Émanation bécassière

Par Franck Delmonteil

Bécasses et confinement Heureuse surprise

Lorsque je vous ai quitté à la fin de mon dernier article, il y a un trimestre, je pensais que la saison était lancée et qu’enfin nous allions pouvoir vivre notre passion dans de bonnes conditions. La pluie, bien présente pendant de longues journées, avait rendu les sols agréables et les bécasses semblaient vouloir être présentes en nombre.
C’est ainsi que sur le plateau de Millevaches, j’ai réalisé un de mes plus beaux début de saison. Cette campagne, n’a pas connu le « trou » que je rencontre d’habitude entre le 5 et le 20 octobre. Toutes mes sorties se sont soldées par des rencontres. Quel plaisir que de pouvoir chasser régulièrement et croiser à chaque fois des oiseaux. Une, deux ou trois bécasses se montraient à moi tous les jours et cela me remplissait de bonheur. Le 28 octobre, c’est le Président Macron qui mis un terme à cette dynamique avec l’annonce d’un second confinement sur l’ensemble du territoire national.
Dès le lendemain, une certaine cacophonie s’est mise en place dans le milieu de la chasse. Pendant plusieurs jours tout le monde se posait la question : « Ai-je le droit de chasser ? ». Sur les réseaux sociaux une foire d’empoigne occupait les internautes. Pour ma part, mon choix fut simple. Ayant la chance d’habiter au milieu des bois, j’ai décidé de sortir les chiens une heure dans un rayon d’un kilomètre et de laisser le calibre 28 dans sa housse. Quelle ne fut pas ma surprise de découvrir de superbes biotopes à quelques centaines de mètres seulement de la maison. Comme beaucoup, en principe le matin, je chargeais les chiens dans la voiture et je roulais un moment pour rejoindre mes places préférées.
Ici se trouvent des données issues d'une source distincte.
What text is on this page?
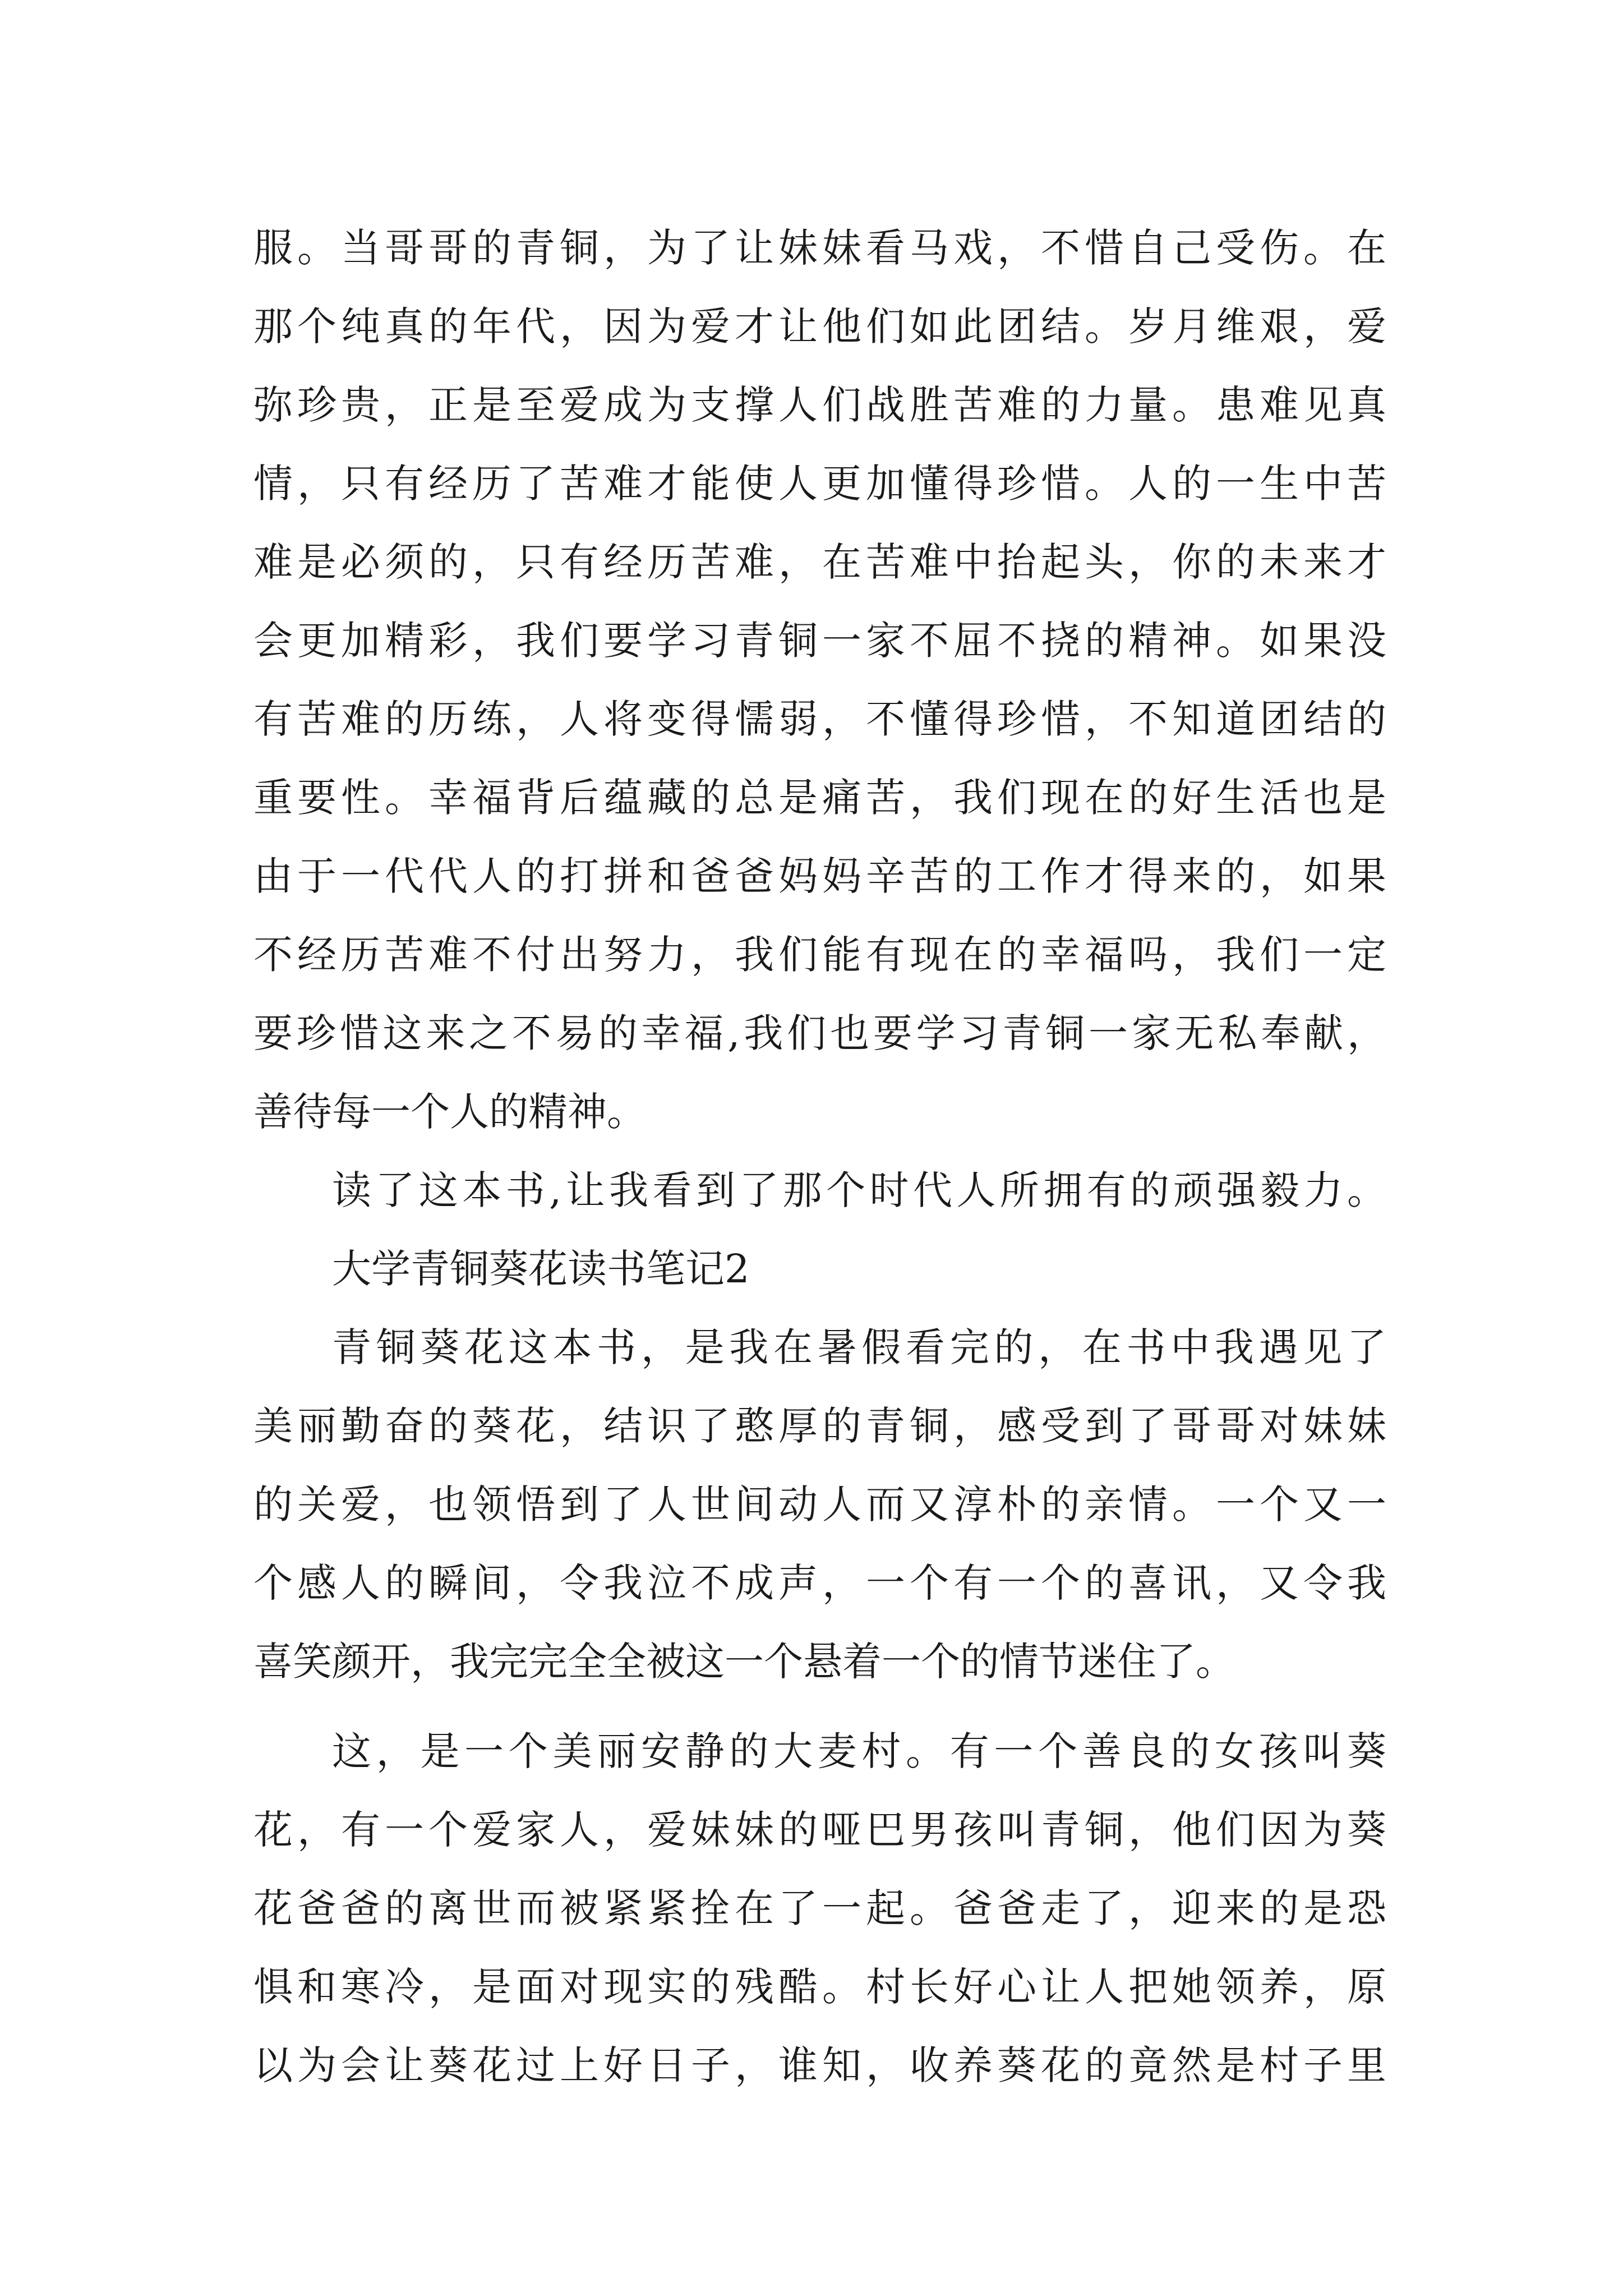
服。当哥哥的青铜，为了让妹妹看马戏，不惜自己受伤。在
那个纯真的年代，因为爱才让他们如此团结。岁月维艰，爱
弥珍贵，正是至爱成为支撑人们战胜苦难的力量。患难见真
情，只有经历了苦难才能使人更加懂得珍惜。人的一生中苦
难是必须的，只有经历苦难，在苦难中抬起头，你的未来才
会更加精彩，我们要学习青铜一家不屈不挠的精神。如果没
有苦难的历练，人将变得懦弱，不懂得珍惜，不知道团结的
重要性。幸福背后蕴藏的总是痛苦，我们现在的好生活也是
由于一代代人的打拼和爸爸妈妈辛苦的工作才得来的，如果
不经历苦难不付出努力，我们能有现在的幸福吗，我们一定
要珍惜这来之不易的幸福,我们也要学习青铜一家无私奉献，
善待每一个人的精神。
读了这本书,让我看到了那个时代人所拥有的顽强毅力。
大学青铜葵花读书笔记2
青铜葵花这本书，是我在暑假看完的，在书中我遇见了
美丽勤奋的葵花，结识了憨厚的青铜，感受到了哥哥对妹妹
的关爱，也领悟到了人世间动人而又淳朴的亲情。一个又一
个感人的瞬间，令我泣不成声，一个有一个的喜讯，又令我
喜笑颜开，我完完全全被这一个悬着一个的情节迷住了。
这，是一个美丽安静的大麦村。有一个善良的女孩叫葵
花，有一个爱家人，爱妹妹的哑巴男孩叫青铜，他们因为葵
花爸爸的离世而被紧紧拴在了一起。爸爸走了，迎来的是恐
惧和寒冷，是面对现实的残酷。村长好心让人把她领养，原
以为会让葵花过上好日子，谁知，收养葵花的竟然是村子里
Là, étant bloqué par la situation sanitaire, je fouillais ce fameux cercle réduit et quelle jolie découverte ce fut.

Autour de la maison

Alexandra, ma compagne, a été la première à faire une très belle sortie avec cinq rencontres, le tout à moins de 700 mètres de la maison. C’est un peu comme à la pêche, cette envie irrésistible de lancer son leurre sur la berge opposée alors que bien souvent de beaux poissons se trouvent là juste devant nous, sous nos pieds. Nous n’avions jamais pris le temps de fouiller si près de notre domicile mais y étant contraints nous en avons profité et n’avons pas été déçus, au contraire.
Les chiens ont vite compris la situation et n’ont pas été longtemps surpris de ne pas monter en voiture. Ils savaient maintenant que le départ se faisait en laisse depuis la maison. Et ce n’était pas l’application ChassAdapt que nous ouvrions sur le smartphone mais celle qui permettait de remplir les attestations de sortie gouvernementales. En plein mois de novembre, je pensais surtout à tous ceux qui habitaient assez loin de leurs secteurs de chasse et qui ne pouvaient vivre leur passion. Ce second confinement ne pouvait pas plus mal tomber au niveau des dates pour les bécassiers. Pour ma part, j’avais le privilège de lâcher mes chiens à cent mètres de la maison. Nous avions une heure, il fallait en profiter. Nous prenions une piste qui remontait vers une ligne haute-tension, les chiens nous devançaient. C’est Indiana qui fut le premier à se bloquer au bord d’un tout petit ruisseau. Jet le rejoignit rapidement et se bloqua à son tour.
Au bout de trois minutes, je me rendis compte que Jet était resté sur la place. Je fis demi-tour. J’en étais à environ 100 mètres. Le chien était au même endroit, il n’avait pas bougé d’un centimètre. Concentré sur le chevreuil, je n’avais pas trop fait attention à lui. Indiana le rejoignit et se bloqua dans un patron parfait à un mètre environ. Nous nous sommes approchés. Là, à deux mètres de l’endroit où se trouvait l’animal, une belle rousse gicla au nez du chien et nous salua dans un virage à 90 degrés en nous montrant toute son envergure. Comme à chaque fois la scène nous laissa rêveurs. Il y avait 30 minutes que nous marchions, c’était la mi-temps. Nous avons alors traversé la seule route du secteur pour attaquer un biotope un peu différent. Jet cherchait à droite et Indiana à gauche. Tout à coup, il y eut un arrêt simultané. Alexandra monta vers Jet qui était à une centaine de mètres au milieu d’une mouillère. Pour ma part j’allais sur Indiana qui était en limite de sapins à environ 150 mètres.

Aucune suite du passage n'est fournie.